29.10.2012 | aktual.: 29.10.2012 11:13
Technik pokładowy Remigiusz M., który wylądował na lotnisku w Smoleńsku, godzinę przed katastrofą Tu-154M, w weekend został znaleziony martwy w piwnicy swojego bloku. Według śledczych, okoliczności zdarzenia wskazują na samobójstwo.

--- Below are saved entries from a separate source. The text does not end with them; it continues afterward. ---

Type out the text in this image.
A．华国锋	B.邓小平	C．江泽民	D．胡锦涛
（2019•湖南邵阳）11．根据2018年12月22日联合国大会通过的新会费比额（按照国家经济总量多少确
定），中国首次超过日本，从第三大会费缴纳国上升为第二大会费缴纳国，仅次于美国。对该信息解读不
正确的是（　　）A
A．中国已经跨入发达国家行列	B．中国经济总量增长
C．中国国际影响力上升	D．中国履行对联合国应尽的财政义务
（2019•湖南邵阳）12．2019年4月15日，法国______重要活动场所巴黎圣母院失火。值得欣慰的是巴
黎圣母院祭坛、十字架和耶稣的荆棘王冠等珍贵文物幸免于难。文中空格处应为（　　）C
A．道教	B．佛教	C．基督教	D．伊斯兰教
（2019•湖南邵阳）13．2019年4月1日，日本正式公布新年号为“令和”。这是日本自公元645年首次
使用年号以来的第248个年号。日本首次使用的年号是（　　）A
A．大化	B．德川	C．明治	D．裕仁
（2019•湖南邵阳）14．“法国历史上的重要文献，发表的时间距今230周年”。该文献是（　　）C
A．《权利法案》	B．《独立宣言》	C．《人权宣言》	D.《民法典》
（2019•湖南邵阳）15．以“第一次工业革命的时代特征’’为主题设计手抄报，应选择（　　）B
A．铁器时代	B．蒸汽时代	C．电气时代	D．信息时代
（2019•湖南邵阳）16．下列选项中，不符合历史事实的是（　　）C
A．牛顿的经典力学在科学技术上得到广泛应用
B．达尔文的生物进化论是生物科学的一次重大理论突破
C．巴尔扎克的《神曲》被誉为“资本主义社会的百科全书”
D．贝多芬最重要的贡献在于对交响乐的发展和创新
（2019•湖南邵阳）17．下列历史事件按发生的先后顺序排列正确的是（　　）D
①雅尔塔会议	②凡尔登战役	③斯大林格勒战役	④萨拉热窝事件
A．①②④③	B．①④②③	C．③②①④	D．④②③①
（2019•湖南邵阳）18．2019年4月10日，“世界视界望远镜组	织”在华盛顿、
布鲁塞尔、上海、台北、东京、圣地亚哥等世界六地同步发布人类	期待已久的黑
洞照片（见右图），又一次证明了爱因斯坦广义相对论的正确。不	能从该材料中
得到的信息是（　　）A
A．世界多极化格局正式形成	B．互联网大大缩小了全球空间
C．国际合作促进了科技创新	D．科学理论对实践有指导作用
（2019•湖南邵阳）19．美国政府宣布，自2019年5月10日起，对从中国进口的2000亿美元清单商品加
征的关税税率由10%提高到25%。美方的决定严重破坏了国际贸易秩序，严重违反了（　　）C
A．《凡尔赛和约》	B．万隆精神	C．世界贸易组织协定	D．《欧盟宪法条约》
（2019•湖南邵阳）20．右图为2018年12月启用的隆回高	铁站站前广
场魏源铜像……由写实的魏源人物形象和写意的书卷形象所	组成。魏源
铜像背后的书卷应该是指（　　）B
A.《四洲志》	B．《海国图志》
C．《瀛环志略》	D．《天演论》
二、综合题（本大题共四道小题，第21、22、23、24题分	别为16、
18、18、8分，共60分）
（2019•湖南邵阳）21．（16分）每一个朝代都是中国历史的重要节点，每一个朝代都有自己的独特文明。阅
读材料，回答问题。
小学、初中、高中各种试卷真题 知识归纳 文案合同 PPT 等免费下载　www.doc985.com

Cichocki podkreślił, że działanie osób trzecich, to najważniejsza hipoteza, którą trzeba wykluczyć przy samobójstwie. - Zwłaszcza jeśli jest to takie samobójstwo, że ktoś nie zostawia po sobie listu, przynajmniej dziś nie wiemy, żeby był. Więc to zawsze prokuratura musi sprawdzić - powiedział Cichocki.
Przyznał także, że Remigiusz M. był ważnym świadkiem w sprawie katastrofy smoleńskiej. - Nie wiem, jak rozwija się śledztwo smoleńskie, które prowadzi prokuratura i jak świadkowie są w śledztwie uszeregowani, ale to niewątpliwie jedna z najważniejszych osób w tym śledztwie - powiedział Cichocki.
Zeznania Remigiusza M. ws. katastrofy smoleńskiej
Chorąży Remigiusz M. był już na emeryturze. W śledztwie w sprawie katastrofy prezydenckiego samolotu Tu-154M był przesłuchiwany jako świadek. M. w wywiadach dla mediów twierdził, że kontroler z wieży w Smoleńsku zezwolił załodze prezydenckiego samolotu na zejście do wysokości 50 m. Z opublikowanego stenogramu wynika, że kontroler miał zezwolić na zejście do 100 metrów.
Chorąży M. twierdził, że już po wylądowaniu Jaka-40, pozostając w kabinie, słyszał przez radio rozmowę między załogą Tu-154M i kontrolerem i słyszał wyraźnie, że kontroler miał zezwolić na zejście do "wysokości decyzji" 50 m, na której załoga miała zdecydować, czy wyląduje. Według M. również załoga Jak-a dostała zgodę na zejście do 50 m. Jak-40 wylądował w trudnych warunkach, około godziny przed katastrofą prezydenckiego samolotu. Na jego pokładzie było kilkunastu dziennikarzy mających relacjonować uroczystości rocznicowe w Katyniu.